Q : Le Pape François déplore l’absence d’organismes internationaux au service de tous les pays – et pas seulement des plus grands et des plus développés économiquement – pour veiller à ce que les engagements pris lors des conférences des parties soient appliqués dans tous les pays. Il appelle à un nouveau « multilatéralisme ascendant ». Que faut-il faire pour que cette voie devienne réalité ?

La transparence et la responsabilité sont essentielles à la réussite de l’action climatique. La présidence de la COP28 a appelé toutes les parties à mettre à jour leurs contributions déterminées au niveau national avant la COP28 et à faire preuve de la plus grande ambition possible. En même temps, nous cherchons à impliquer tout le monde et à faire de la COP28 la COP la plus inclusive jamais organisée.
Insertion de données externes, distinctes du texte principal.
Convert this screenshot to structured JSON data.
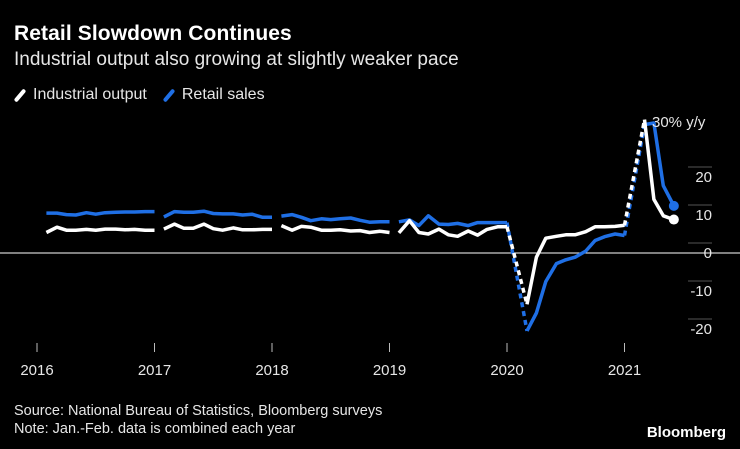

La réalisation de nos ambitions collectives en matière de climat nécessitera une action à tous les niveaux de la société, et nous prenons des dispositions pour permettre à tous les groupes d’y prendre part. Nous soutenons notamment le plus grand programme de jeunes délégués jamais mis en place, 1 000 maires, 200 start-ups spécialisées dans les technologies climatiques, et nous veillons à ce qu’il y ait des espaces et des pavillons pour tous les groupes, dont les croyants, les peuples indigènes et les femmes.

Q : Dans l’exhortation Laudate Deum, le Pape François affirme qu’une transition écologique bien gérée vers les sources renouvelables crée des emplois. Comment envisagent les Émirats arabes unis, dont l’économie repose largement sur les combustibles fossiles, de s’engager dans cette transition ?

J’aimerais tout d’abord rectifier cette fausse perception. Les Émirats arabes unis sont engagés dans une transition énergétique depuis près de 20 ans.  Nos dirigeants ont considéré la transition énergétique comme une opportunité de renforcer la résilience économique et de contribuer à un défi mondial qui nous concerne tous.

Aujourd’hui, plus de 70 % du PIB des Émirats arabes unis provient de sources autres que l’industrie pétrolière, un pourcentage qui augmente chaque année à mesure que le pays continue de se diversifier dans d’autres secteurs. Nous sommes tout à fait conscients que la transition crée des emplois, car nous l’avons fait nous-mêmes. Par exemple, Masdar est l’une des plus grandes entreprises d’énergie renouvelable au monde et a pour objectif de multiplier par cinq son empreinte mondiale en matière d’énergie propre pour atteindre 100 GW d’ici à 2030. Les Émirats arabes unis occupent également la 6e place dans le classement mondial de la consommation d’énergie solaire par habitant.

Les Émirats arabes unis ont investi 50 milliards de dollars dans les énergies renouvelables dans 70 pays et se sont engagés à investir plus de 50 milliards de dollars dans le pays et à l’étranger au cours des 10 prochaines années. C’est le genre d’ambition que nous encourageons le monde entier à adopter pour accélérer une transition énergétique juste et ordonnée et maintenir le seuil de 1,5 °C à portée de main.

Les EAU ont toujours progressé en construisant un véritable partenariat avec des partenaires du monde entier partageant les mêmes idées. Nous assumons le rôle d’hôte de la COP avec un grand sens des responsabilités, une profonde humilité et un sens aigu de l’urgence. Et nous sommes déterminés à faire en sorte que la COP28 soit une plateforme qui favorise le progrès par le biais du partenariat.